For the programming staff of the HUB—Ann Claussen, director,
and assistant directors Shay Jaymes (in the fall) and Holly Newell
(in the spring)—and for Susan Kramer, coordinator for student
life in the Office of Student Affairs, diversity has meant a challenge
but also a wonderful opportunity. It opens a world of choices.
As Shay said: “Our big rock attraction last spring was Wycliff
Jean! Wy-cliff Jean!” (The singer is of West Indian origin.)
In the fall it was O.A.R. (Of a Revolution) and in the spring Jen
Chapin, a social activist in music. The point is not just their
color but their differences in style, musical roots, and fan base.

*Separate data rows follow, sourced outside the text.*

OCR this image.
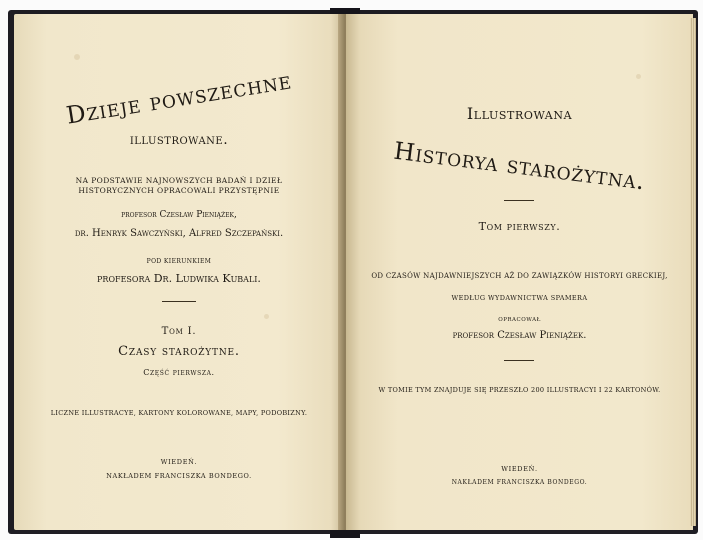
Dzieje powszechne
illustrowane.
NA PODSTAWIE NAJNOWSZYCH BADAŃ I DZIEŁ HISTORYCZNYCH OPRACOWALI PRZYSTĘPNIE
profesor Czesław Pieniążek,
dr. Henryk Sawczyński, Alfred Szczepański.
POD KIERUNKIEM
profesora Dr. Ludwika Kubali.
Tom I.
Czasy starożytne.
Część pierwsza.
LICZNE ILLUSTRACYE, KARTONY KOLOROWANE, MAPY, PODOBIZNY.
WIEDEŃ.
NAKŁADEM FRANCISZKA BONDEGO.
Illustrowana
Historya starożytna.
Tom pierwszy.
OD CZASÓW NAJDAWNIEJSZYCH AŻ DO ZAWIĄZKÓW HISTORYI GRECKIEJ,
WEDŁUG WYDAWNICTWA SPAMERA
OPRACOWAŁ
profesor Czesław Pieniążek.
W TOMIE TYM ZNAJDUJE SIĘ PRZESZŁO 200 ILLUSTRACYI I 22 KARTONÓW.
WIEDEŃ.
NAKŁADEM FRANCISZKA BONDEGO.
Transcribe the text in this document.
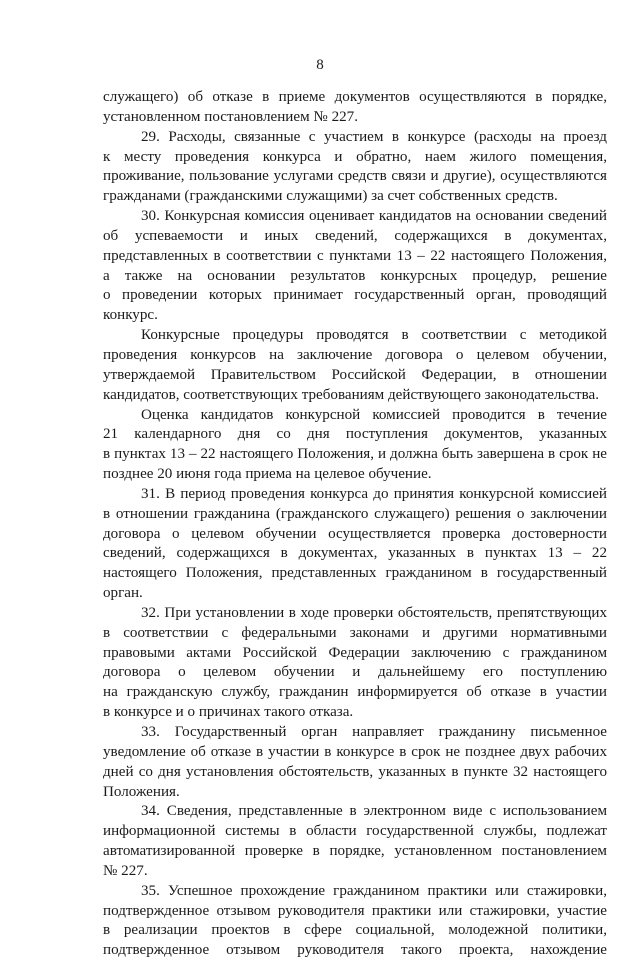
8
служащего) об отказе в приеме документов осуществляются в порядке,
установленном постановлением № 227.
29. Расходы, связанные с участием в конкурсе (расходы на проезд
к месту проведения конкурса и обратно, наем жилого помещения,
проживание, пользование услугами средств связи и другие), осуществляются
гражданами (гражданскими служащими) за счет собственных средств.
30. Конкурсная комиссия оценивает кандидатов на основании сведений
об успеваемости и иных сведений, содержащихся в документах,
представленных в соответствии с пунктами 13 – 22 настоящего Положения,
а также на основании результатов конкурсных процедур, решение
о проведении которых принимает государственный орган, проводящий
конкурс.
Конкурсные процедуры проводятся в соответствии с методикой
проведения конкурсов на заключение договора о целевом обучении,
утверждаемой Правительством Российской Федерации, в отношении
кандидатов, соответствующих требованиям действующего законодательства.
Оценка кандидатов конкурсной комиссией проводится в течение
21 календарного дня со дня поступления документов, указанных
в пунктах 13 – 22 настоящего Положения, и должна быть завершена в срок не
позднее 20 июня года приема на целевое обучение.
31. В период проведения конкурса до принятия конкурсной комиссией
в отношении гражданина (гражданского служащего) решения о заключении
договора о целевом обучении осуществляется проверка достоверности
сведений, содержащихся в документах, указанных в пунктах 13 – 22
настоящего Положения, представленных гражданином в государственный
орган.
32. При установлении в ходе проверки обстоятельств, препятствующих
в соответствии с федеральными законами и другими нормативными
правовыми актами Российской Федерации заключению с гражданином
договора о целевом обучении и дальнейшему его поступлению
на гражданскую службу, гражданин информируется об отказе в участии
в конкурсе и о причинах такого отказа.
33. Государственный орган направляет гражданину письменное
уведомление об отказе в участии в конкурсе в срок не позднее двух рабочих
дней со дня установления обстоятельств, указанных в пункте 32 настоящего
Положения.
34. Сведения, представленные в электронном виде с использованием
информационной системы в области государственной службы, подлежат
автоматизированной проверке в порядке, установленном постановлением
№ 227.
35. Успешное прохождение гражданином практики или стажировки,
подтвержденное отзывом руководителя практики или стажировки, участие
в реализации проектов в сфере социальной, молодежной политики,
подтвержденное отзывом руководителя такого проекта, нахождение
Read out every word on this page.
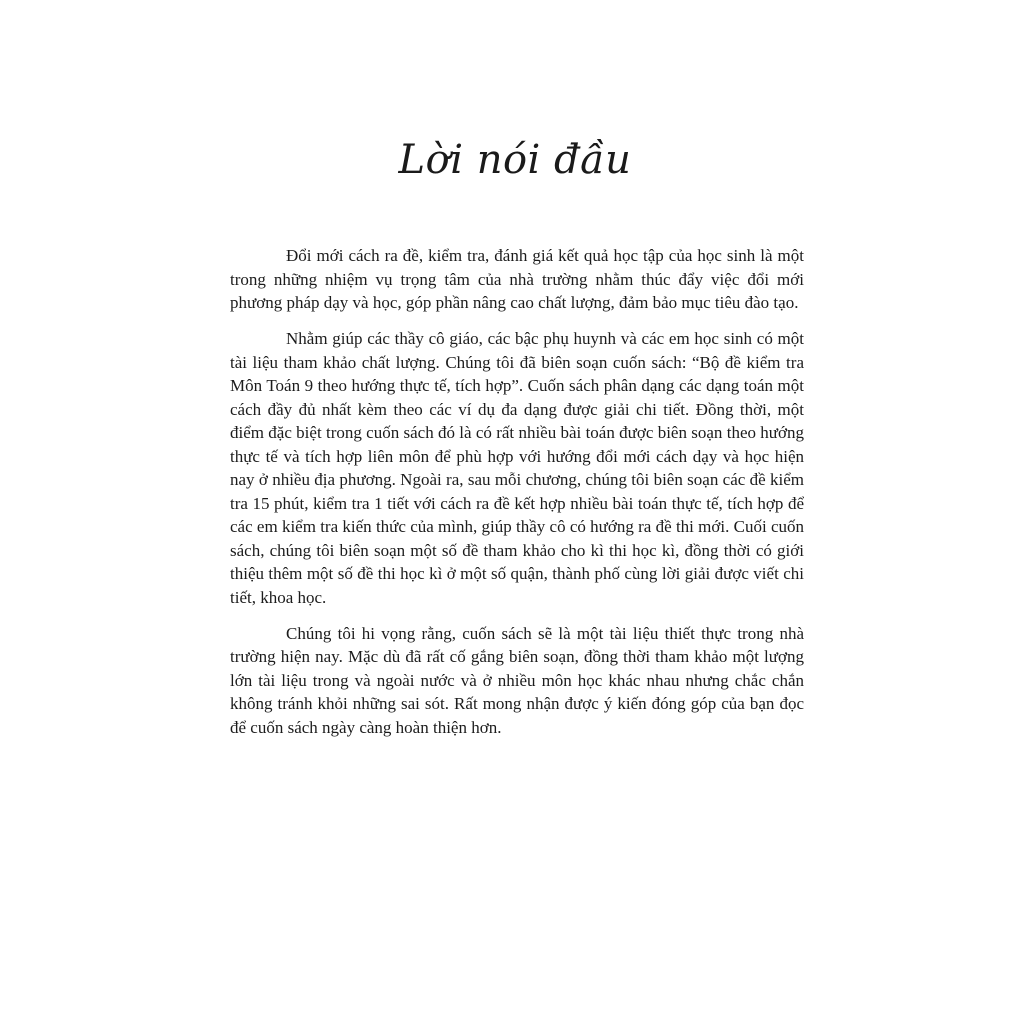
Lời nói đầu

Đổi mới cách ra đề, kiểm tra, đánh giá kết quả học tập của học sinh là một trong những nhiệm vụ trọng tâm của nhà trường nhằm thúc đẩy việc đổi mới phương pháp dạy và học, góp phần nâng cao chất lượng, đảm bảo mục tiêu đào tạo.

Nhằm giúp các thầy cô giáo, các bậc phụ huynh và các em học sinh có một tài liệu tham khảo chất lượng. Chúng tôi đã biên soạn cuốn sách: “Bộ đề kiểm tra Môn Toán 9 theo hướng thực tế, tích hợp”. Cuốn sách phân dạng các dạng toán một cách đầy đủ nhất kèm theo các ví dụ đa dạng được giải chi tiết. Đồng thời, một điểm đặc biệt trong cuốn sách đó là có rất nhiều bài toán được biên soạn theo hướng thực tế và tích hợp liên môn để phù hợp với hướng đổi mới cách dạy và học hiện nay ở nhiều địa phương. Ngoài ra, sau mỗi chương, chúng tôi biên soạn các đề kiểm tra 15 phút, kiểm tra 1 tiết với cách ra đề kết hợp nhiều bài toán thực tế, tích hợp để các em kiểm tra kiến thức của mình, giúp thầy cô có hướng ra đề thi mới. Cuối cuốn sách, chúng tôi biên soạn một số đề tham khảo cho kì thi học kì, đồng thời có giới thiệu thêm một số đề thi học kì ở một số quận, thành phố cùng lời giải được viết chi tiết, khoa học.

Chúng tôi hi vọng rằng, cuốn sách sẽ là một tài liệu thiết thực trong nhà trường hiện nay. Mặc dù đã rất cố gắng biên soạn, đồng thời tham khảo một lượng lớn tài liệu trong và ngoài nước và ở nhiều môn học khác nhau nhưng chắc chắn không tránh khỏi những sai sót. Rất mong nhận được ý kiến đóng góp của bạn đọc để cuốn sách ngày càng hoàn thiện hơn.
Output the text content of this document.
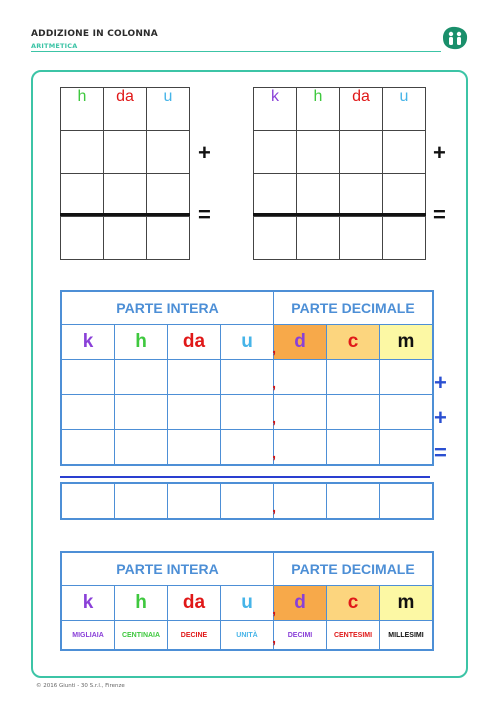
ADDIZIONE IN COLONNA
ARITMETICA
h	da	u

+
=
k	h	da	u

+
=
PARTE INTERA				PARTE DECIMALE		
k	h	da	u ,	d	c	m

			,			

			,			

			,			

+
+
=

,

PARTE INTERA				PARTE DECIMALE		
k	h	da	u ,	d	c	m
MIGLIAIA	CENTINAIA	DECINE	UNITÀ ,	DECIMI	CENTESIMI	MILLESIMI
© 2016 Giunti - 30 S.r.l., Firenze
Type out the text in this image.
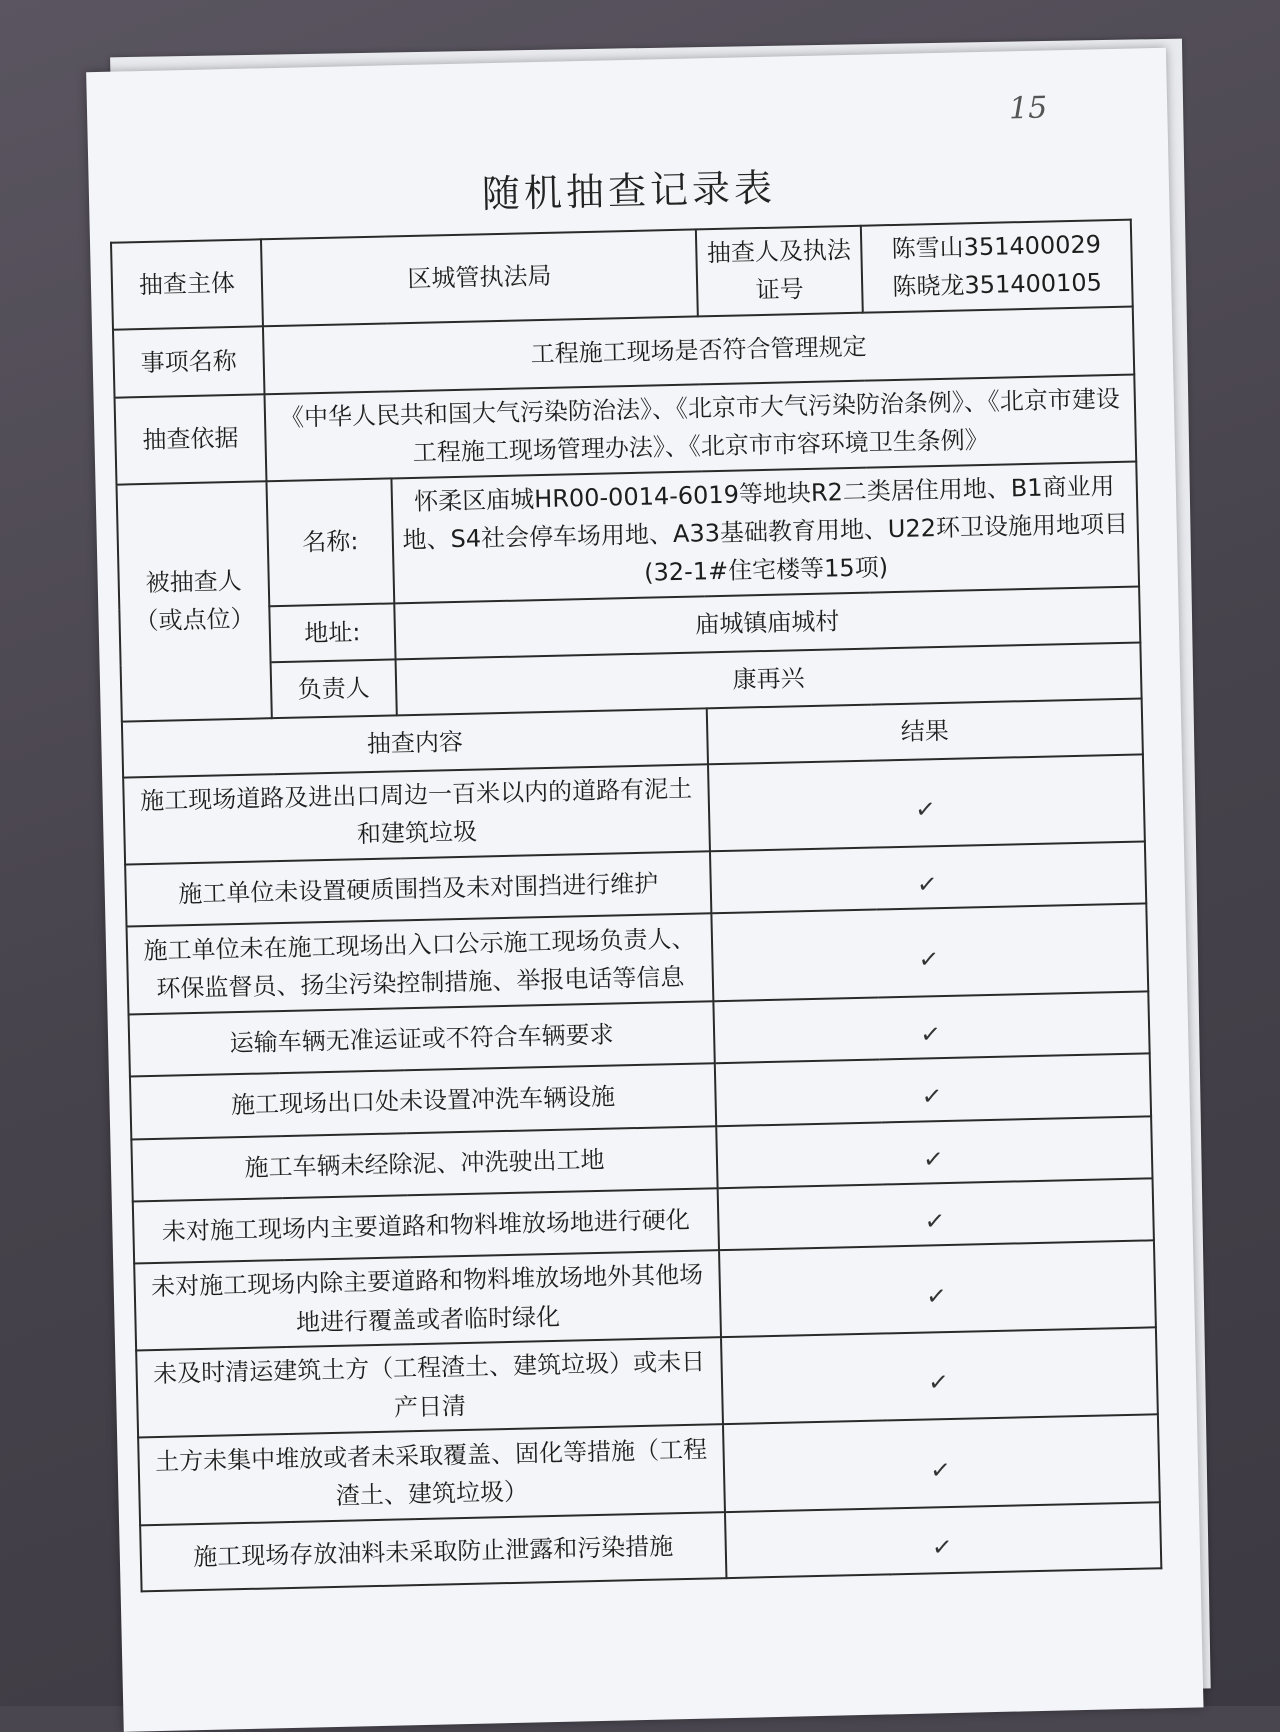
15
随机抽查记录表
抽查主体	区城管执法局		抽查人及执法证号	陈雪山351400029
陈晓龙351400105

事项名称	工程施工现场是否符合管理规定			
抽查依据	《中华人民共和国大气污染防治法》、《北京市大气污染防治条例》、《北京市建设工程施工现场管理办法》、《北京市市容环境卫生条例》			
被抽查人（或点位）	名称:	怀柔区庙城HR00-0014-6019等地块R2二类居住用地、B1商业用地、S4社会停车场用地、A33基础教育用地、U22环卫设施用地项目(32-1#住宅楼等15项)		
	地址:	庙城镇庙城村		
	负责人	康再兴		
抽查内容			结果	
施工现场道路及进出口周边一百米以内的道路有泥土和建筑垃圾			✓	
施工单位未设置硬质围挡及未对围挡进行维护			✓	
施工单位未在施工现场出入口公示施工现场负责人、环保监督员、扬尘污染控制措施、举报电话等信息			✓	
运输车辆无准运证或不符合车辆要求			✓	
施工现场出口处未设置冲洗车辆设施			✓	
施工车辆未经除泥、冲洗驶出工地			✓	
未对施工现场内主要道路和物料堆放场地进行硬化			✓	
未对施工现场内除主要道路和物料堆放场地外其他场地进行覆盖或者临时绿化			✓	
未及时清运建筑土方（工程渣土、建筑垃圾）或未日产日清			✓	
土方未集中堆放或者未采取覆盖、固化等措施（工程渣土、建筑垃圾）			✓	
施工现场存放油料未采取防止泄露和污染措施			✓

Sue has instituted an entire day of diversity training in the orientation
for resident advisors of the dorms. “We added about 50 pages
to the manual,” she says of the R.A. training. And she monitors
their plans for dorm activities to be sure they offer a variety
of people, issues, and formats. Last year, she was proud to have
brought Bill and Joe, a gay partnership, to talk to students about
what it means to be gay or lesbian on a college campus. She also
oversees a group called Peer Educators, which offers mentoring
and advice on everything from study habits to intolerance.
One of the most successful programs ever was a sold-out campus
production of The Vagina Monologues, a series of spoken essays
by Eve Ensler about being a woman. There will be another set of
Monologues in March, read by faculty, staff, and student volunteers.
The College offers plenty of spaces for its multicultural students
to meet and make friends. There is an International Club, a Multicultural
Club, and an organization for gay, lesbian, and bisexual students
called Spectrum. The International Club offers several “Taste
of Culture” evenings a year: dinner and entertainment highlighting
the food and customs of various cultures.
There are movie nights with discussions following. “We brought
Boys Don’t Cry,” said Shay. (This movie starred Hillary
Swank as a skinny teenage girl who dresses as a boy, loves another
girl, and is murdered by a group of tough boys when they find our
her secret.) “They hated it. It was very graphic. But I wanted ’em
to see that this stuff really happens.”
And the language clubs (French, Spanish, and German) frequently
offer films as well. The German Club brought a series last fall
on the uneasy reentry of East Germany into the German republic.